Wasyl Łomaczenko (7-1, 5 KO), przed laty genialny amator i dwukrotny mistrz olimpijski, rozpoczął spokojnie, trzymał Nicholasa Waltersa (26-1-1, 21 KO) w dystansie i nie wdawał się w niepotrzebną bijatykę. Ekonomia uderzeniowa w połączeniu z ruchliwością "Hi-Techa" powodowały trudną do rozwiązania łamigłówkę dla pretendenta, któremu wyraźnie brakowało przyspieszenia.
Więcej ognia Ukrainiec pokazał w trzeciej rundzie, zaskakując Jamajczyka dynamicznymi, choć krótkimi kombinacjami, w dodatku uruchamiając swój pięściarski radar, a więc pracę nóg, stając się nieuchwytnym dla króla nokautu.

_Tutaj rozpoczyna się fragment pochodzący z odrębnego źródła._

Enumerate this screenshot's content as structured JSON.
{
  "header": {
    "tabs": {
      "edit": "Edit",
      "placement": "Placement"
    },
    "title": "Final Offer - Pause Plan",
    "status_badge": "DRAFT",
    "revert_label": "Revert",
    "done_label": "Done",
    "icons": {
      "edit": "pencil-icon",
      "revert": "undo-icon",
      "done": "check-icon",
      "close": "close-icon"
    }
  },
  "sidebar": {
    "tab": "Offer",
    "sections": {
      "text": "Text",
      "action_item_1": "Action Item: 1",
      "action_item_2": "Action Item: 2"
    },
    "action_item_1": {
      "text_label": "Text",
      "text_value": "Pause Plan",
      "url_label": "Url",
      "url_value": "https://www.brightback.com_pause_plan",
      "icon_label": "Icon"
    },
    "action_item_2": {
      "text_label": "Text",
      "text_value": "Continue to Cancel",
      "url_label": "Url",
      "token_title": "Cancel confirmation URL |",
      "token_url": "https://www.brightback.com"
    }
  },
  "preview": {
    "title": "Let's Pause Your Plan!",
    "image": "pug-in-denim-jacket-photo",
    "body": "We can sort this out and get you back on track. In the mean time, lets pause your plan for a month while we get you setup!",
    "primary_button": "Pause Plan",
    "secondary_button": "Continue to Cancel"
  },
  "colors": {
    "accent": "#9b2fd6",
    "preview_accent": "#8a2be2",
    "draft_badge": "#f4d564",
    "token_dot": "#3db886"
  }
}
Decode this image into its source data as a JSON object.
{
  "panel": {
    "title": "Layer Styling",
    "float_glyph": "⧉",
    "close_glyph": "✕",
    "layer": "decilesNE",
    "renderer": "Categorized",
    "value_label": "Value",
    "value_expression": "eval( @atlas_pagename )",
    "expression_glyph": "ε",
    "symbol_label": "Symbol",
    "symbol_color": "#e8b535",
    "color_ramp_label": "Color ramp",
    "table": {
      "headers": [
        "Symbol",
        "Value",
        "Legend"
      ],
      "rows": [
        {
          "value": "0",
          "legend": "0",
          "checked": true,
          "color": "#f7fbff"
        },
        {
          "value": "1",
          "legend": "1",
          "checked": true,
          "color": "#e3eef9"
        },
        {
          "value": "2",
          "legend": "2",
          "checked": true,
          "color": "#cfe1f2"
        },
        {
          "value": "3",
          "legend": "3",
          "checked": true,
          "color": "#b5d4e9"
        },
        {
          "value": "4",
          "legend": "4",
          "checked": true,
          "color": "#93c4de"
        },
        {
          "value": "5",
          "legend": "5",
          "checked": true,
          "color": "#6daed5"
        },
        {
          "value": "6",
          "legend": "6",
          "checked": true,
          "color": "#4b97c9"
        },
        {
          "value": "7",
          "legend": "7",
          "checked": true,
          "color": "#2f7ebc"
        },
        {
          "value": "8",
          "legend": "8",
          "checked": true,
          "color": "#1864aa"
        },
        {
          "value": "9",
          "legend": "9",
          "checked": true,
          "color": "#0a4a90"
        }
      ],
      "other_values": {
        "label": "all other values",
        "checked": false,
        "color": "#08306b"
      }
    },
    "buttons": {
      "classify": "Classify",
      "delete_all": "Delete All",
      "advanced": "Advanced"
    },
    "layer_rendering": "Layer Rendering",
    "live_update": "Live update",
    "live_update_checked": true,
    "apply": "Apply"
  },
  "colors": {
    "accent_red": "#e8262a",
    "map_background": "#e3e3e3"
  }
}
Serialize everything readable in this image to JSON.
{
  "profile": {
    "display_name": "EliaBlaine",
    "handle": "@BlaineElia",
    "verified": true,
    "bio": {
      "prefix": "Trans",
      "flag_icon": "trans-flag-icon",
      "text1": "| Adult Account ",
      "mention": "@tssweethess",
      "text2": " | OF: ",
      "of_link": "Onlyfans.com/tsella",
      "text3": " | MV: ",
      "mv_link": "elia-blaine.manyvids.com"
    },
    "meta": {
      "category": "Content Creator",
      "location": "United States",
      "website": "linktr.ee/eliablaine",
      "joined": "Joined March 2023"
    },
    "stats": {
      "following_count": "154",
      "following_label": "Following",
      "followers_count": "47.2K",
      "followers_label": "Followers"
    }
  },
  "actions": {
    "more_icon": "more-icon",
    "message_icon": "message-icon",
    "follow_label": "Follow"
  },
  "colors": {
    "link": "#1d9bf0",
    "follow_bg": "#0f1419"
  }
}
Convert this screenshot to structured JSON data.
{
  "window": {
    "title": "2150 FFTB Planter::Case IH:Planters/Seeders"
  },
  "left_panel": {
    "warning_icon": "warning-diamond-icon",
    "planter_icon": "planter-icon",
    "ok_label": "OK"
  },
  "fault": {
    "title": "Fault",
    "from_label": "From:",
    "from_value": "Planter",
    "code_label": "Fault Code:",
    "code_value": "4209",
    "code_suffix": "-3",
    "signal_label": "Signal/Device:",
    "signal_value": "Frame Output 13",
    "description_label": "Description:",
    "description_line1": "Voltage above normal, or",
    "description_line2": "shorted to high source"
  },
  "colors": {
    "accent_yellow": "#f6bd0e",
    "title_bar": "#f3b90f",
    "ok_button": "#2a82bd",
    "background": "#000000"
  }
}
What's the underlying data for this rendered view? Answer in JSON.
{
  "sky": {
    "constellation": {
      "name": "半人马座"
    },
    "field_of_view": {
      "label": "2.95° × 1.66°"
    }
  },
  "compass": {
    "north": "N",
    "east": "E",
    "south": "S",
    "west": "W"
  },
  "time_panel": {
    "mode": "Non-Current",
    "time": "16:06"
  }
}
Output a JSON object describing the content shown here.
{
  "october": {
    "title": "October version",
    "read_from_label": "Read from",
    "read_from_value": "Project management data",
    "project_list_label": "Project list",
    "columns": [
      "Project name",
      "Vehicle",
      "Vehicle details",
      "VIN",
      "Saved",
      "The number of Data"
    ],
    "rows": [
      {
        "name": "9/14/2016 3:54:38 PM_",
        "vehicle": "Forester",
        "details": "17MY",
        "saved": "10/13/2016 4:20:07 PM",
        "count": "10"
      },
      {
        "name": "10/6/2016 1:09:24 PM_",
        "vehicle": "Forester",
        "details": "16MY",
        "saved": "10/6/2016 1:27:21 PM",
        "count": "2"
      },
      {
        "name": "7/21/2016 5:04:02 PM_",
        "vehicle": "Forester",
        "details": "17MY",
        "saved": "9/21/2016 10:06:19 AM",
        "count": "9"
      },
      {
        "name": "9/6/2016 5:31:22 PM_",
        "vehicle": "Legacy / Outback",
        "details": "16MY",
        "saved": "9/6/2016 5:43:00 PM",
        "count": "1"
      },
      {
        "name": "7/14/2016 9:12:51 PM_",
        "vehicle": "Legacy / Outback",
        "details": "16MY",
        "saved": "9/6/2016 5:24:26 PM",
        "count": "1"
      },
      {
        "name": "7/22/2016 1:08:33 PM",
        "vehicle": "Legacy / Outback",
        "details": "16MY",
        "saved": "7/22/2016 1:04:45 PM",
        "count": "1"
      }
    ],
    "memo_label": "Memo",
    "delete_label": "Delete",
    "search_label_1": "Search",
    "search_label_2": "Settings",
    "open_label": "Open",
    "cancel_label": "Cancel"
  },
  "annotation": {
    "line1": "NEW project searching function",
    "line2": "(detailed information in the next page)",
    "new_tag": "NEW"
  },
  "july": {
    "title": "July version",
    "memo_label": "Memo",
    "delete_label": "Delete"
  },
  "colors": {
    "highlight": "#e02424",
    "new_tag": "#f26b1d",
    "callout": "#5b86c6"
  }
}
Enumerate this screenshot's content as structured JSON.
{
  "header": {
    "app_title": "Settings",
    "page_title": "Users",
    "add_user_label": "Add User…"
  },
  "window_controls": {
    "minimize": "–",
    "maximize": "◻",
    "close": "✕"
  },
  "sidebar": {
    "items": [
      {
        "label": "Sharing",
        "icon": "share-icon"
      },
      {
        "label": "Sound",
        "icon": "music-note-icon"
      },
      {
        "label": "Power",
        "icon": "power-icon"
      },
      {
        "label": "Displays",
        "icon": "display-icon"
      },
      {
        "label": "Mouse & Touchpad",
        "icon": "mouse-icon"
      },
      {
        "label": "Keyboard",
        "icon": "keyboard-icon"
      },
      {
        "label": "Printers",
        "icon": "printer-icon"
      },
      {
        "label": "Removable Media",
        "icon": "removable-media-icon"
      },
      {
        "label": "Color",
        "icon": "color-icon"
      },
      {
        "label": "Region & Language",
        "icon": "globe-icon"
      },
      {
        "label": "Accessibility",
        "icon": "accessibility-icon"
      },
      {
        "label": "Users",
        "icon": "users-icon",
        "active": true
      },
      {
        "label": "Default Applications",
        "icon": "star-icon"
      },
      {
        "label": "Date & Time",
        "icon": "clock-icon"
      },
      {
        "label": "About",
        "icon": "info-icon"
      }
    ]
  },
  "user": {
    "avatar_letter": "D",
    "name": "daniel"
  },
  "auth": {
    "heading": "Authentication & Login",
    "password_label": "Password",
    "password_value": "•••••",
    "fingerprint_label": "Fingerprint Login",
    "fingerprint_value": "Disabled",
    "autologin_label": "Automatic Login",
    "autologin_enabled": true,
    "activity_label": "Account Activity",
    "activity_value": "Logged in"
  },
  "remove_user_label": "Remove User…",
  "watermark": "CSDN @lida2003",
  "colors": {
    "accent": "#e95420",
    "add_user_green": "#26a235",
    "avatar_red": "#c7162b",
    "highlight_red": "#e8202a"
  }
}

W przerwie przed ósmą rundą Afrykanin poddał walkę, nie widząc szans na nawiązanie choćby odrobiny rywalizacji z Łomaczenką. 28-latek obronił po raz pierwszy tytuł czempiona WBO w wadze super piórkowej, wcześniej gromadząc pas w dywizji piórkowej. Zanotował tym samym czwarte kolejne zwycięstwo przed czasem. Dla Waltersa była to pierwsza porażka w trwającej ponad osiem lat zawodowej karierze.